BlackBerry Patches Flash, WebKit and Libexif Flaws on Mobile Devices

BlackBerry issued four security advisories, patching vulnerabilities in the Z10 and Q10 smartphones and the PlayBook tablet.

BlackBerry climbed aboard the Patch Tuesday bandwagon today with four advisories patching vulnerabilities in Adobe Flash, Webkit and libexif on the company’s mobile devices.

Adrian Stone, director of BlackBerry’s security incident response and threat analysis, said the company is not aware of any attacks in the wild exploiting these vulnerabilities.

“BlackBerry is committed to protecting customers from third-party security issues,” Stone said in a statement.

BSRT-2013-007 patches remote code execution vulnerabilities in BlackBerry Z10 and Q10 smartphones and the BlackBerry PlayBook tablet. Applications running on these devices have limited access to system resources, BlackBerry said, lessening the risk to private data. An attacker would have to entice a user to view a malicious Flash file or download an Adobe AIR application to exploit the vulnerability.

BSRT-2013-008 addresses vulnerabilities in WebKit running on the Z10 and PlayBook tablet. Users on these devices would have to land on a malicious website and view malicious javascript in order to exploit the vulnerabilities.

“If the requirements are met for exploitation, an attacker could potentially execute code in the BlackBerry Browser,” BlackBerry said in its advisory, adding again in this context, that applications have restricted access to system resources to make this a huge risk.

Another WebKit issue has been patched as well on the Z10 smartphone that would allow an attacker to remotely run code. According to the advisory, the vulnerability is in the JavaScriptCore component.

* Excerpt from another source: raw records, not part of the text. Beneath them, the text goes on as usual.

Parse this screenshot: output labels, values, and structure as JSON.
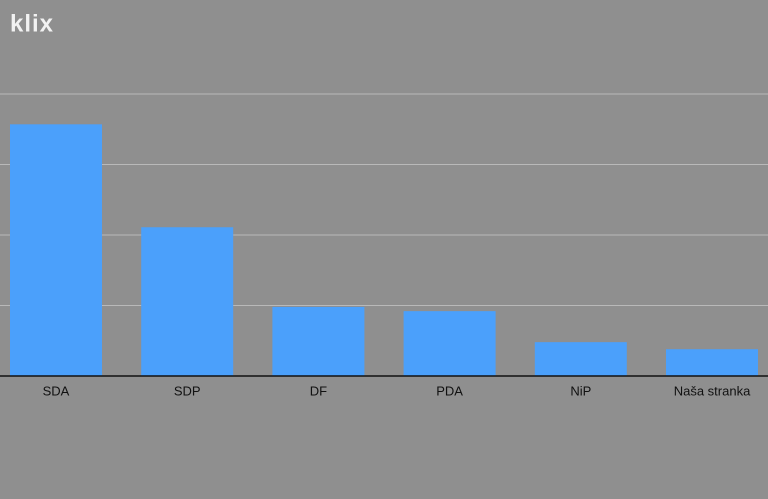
{
  "logo": "klix",
  "chart_data": {
    "type": "bar",
    "categories": [
      "SDA",
      "SDP",
      "DF",
      "PDA",
      "NiP",
      "Naša stranka"
    ],
    "values": [
      3.57,
      2.11,
      0.98,
      0.92,
      0.48,
      0.38
    ],
    "color": "#4ba0fb",
    "ylim": [
      0,
      5
    ],
    "yticks": [
      1,
      2,
      3,
      4
    ],
    "grid": true,
    "tick_labels": false
  }
}
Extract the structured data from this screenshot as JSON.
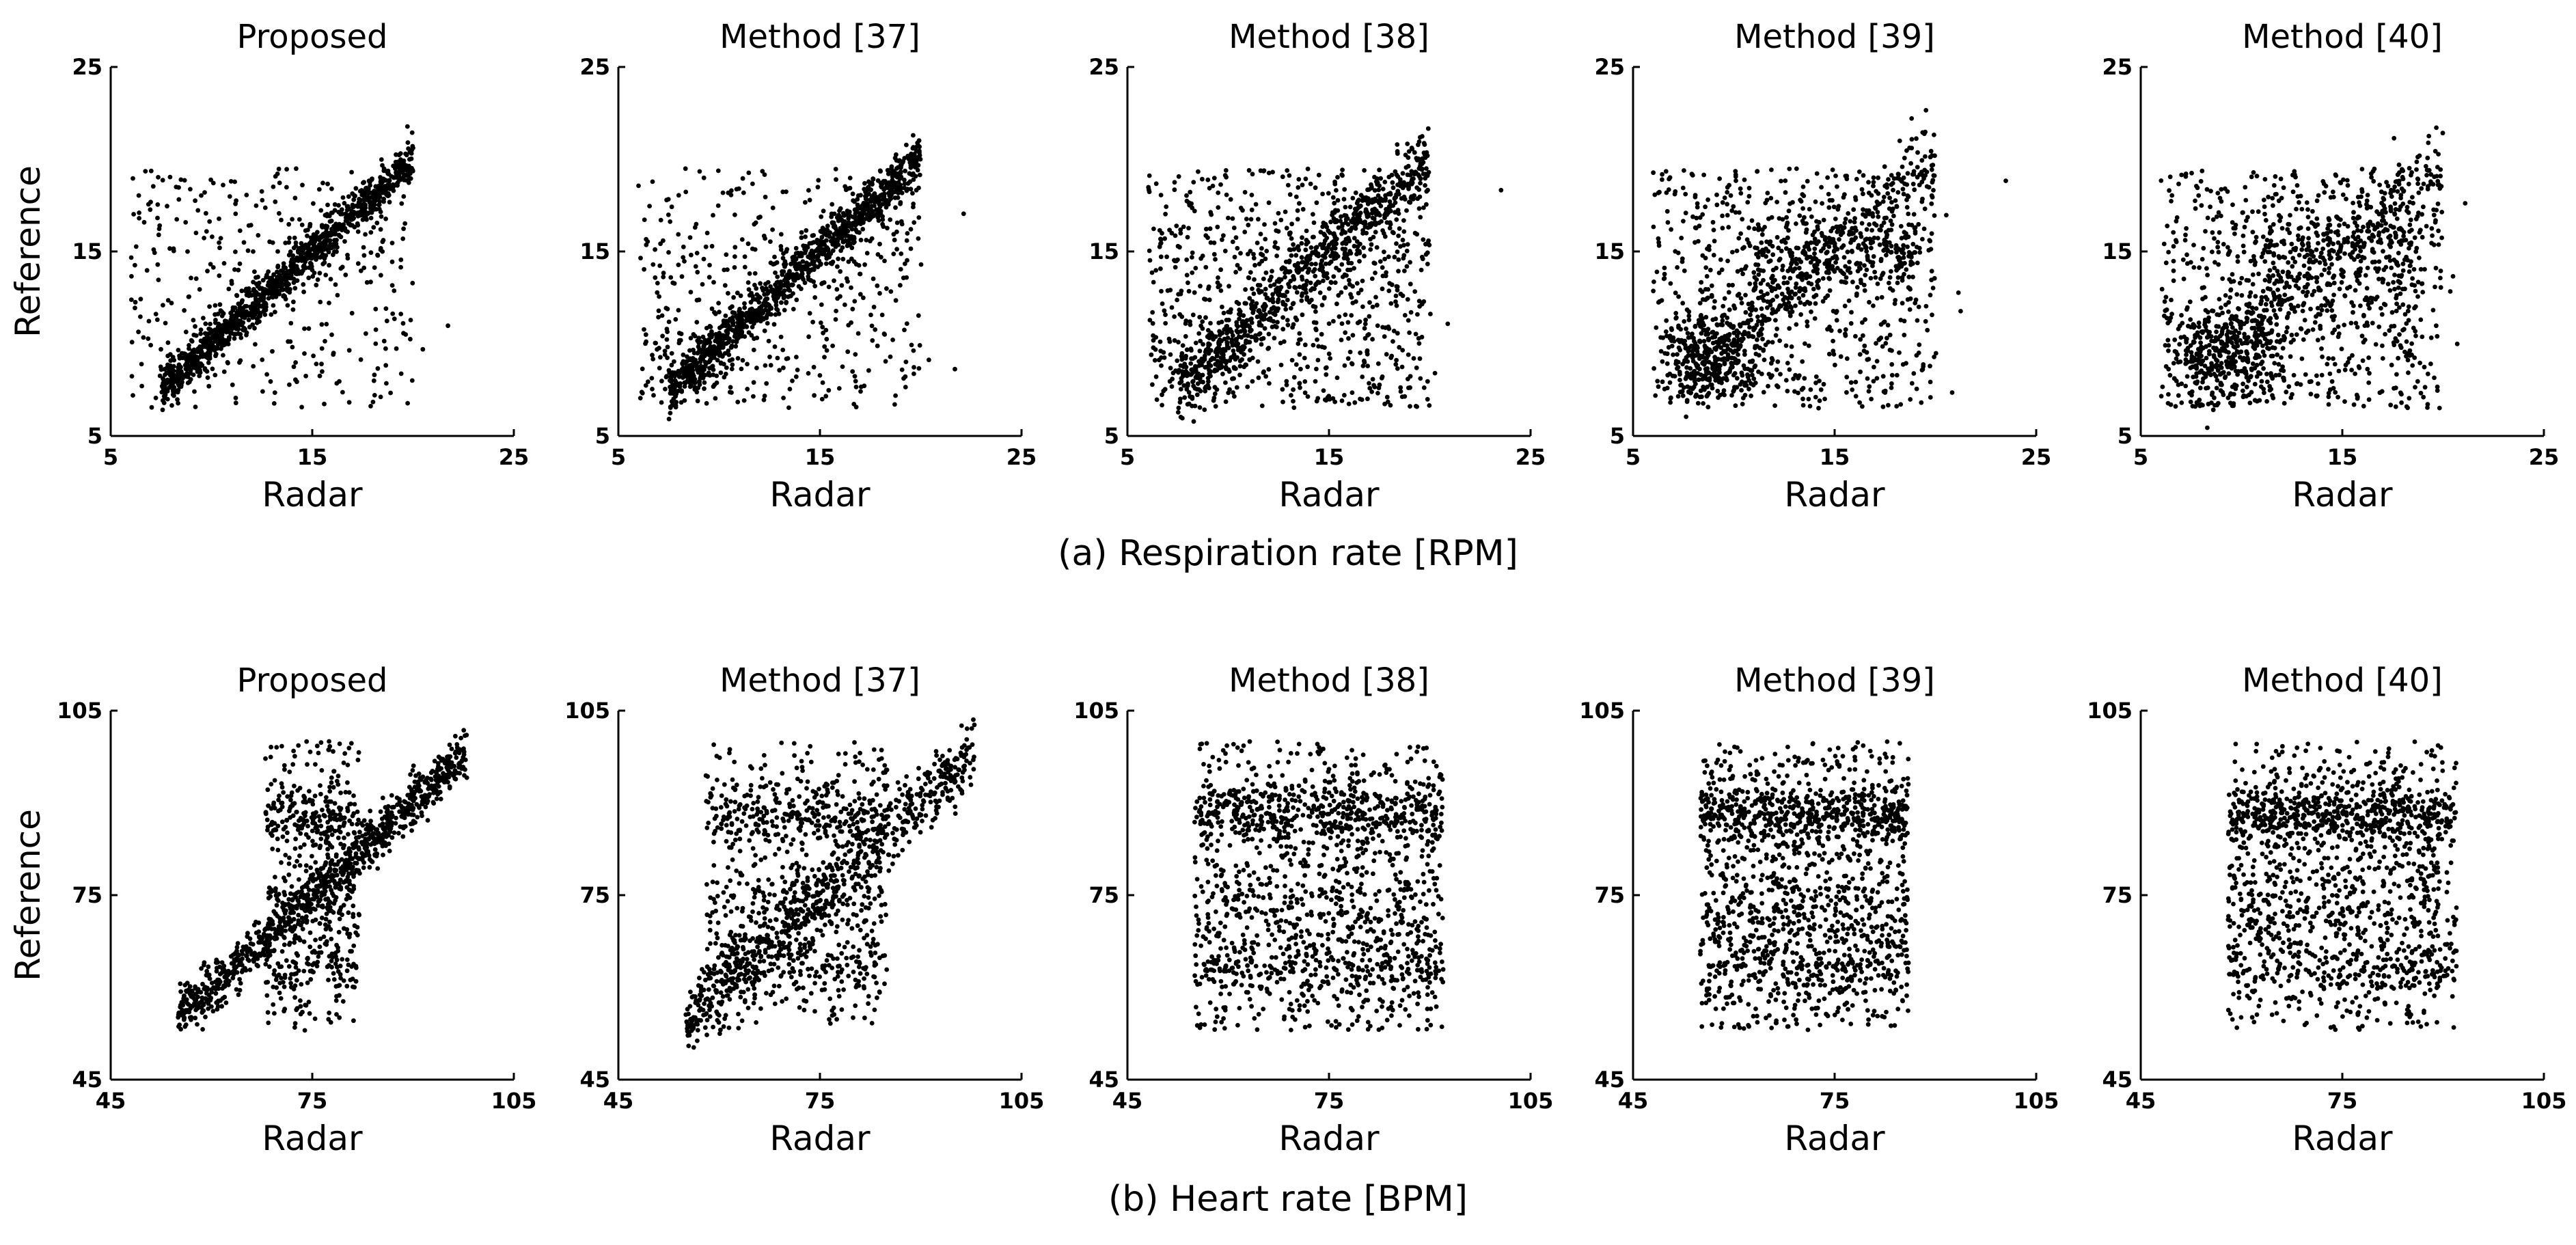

“The JavaScriptCore component interprets and executes JavaScript in the browser,” BlackBerry said. “Successful exploitation of the vulnerability could result in an attacker executing codeĀ in the context of the web browser.”

BSRT-2013-009 repairs security flaws in libexif libraries on the BlackBerry PlayBook tablet. The advisory points out that multiple flaws exist in the open source EXIF tag parsing library in the tablet.

“The libexif library is an open source component used for processing EXIF metadata tags embedded in images,” the advisory says. “Successful exploitation of one or more of these vulnerabilities could result in an attacker executing code in the context of the application that opens the specially crafted image.”

Attackers exploiting the vulnerabilities would have to do so by building an image with malformed EXIF data and then enticing the user to open or save the image after it has been displayed in an email or webpage.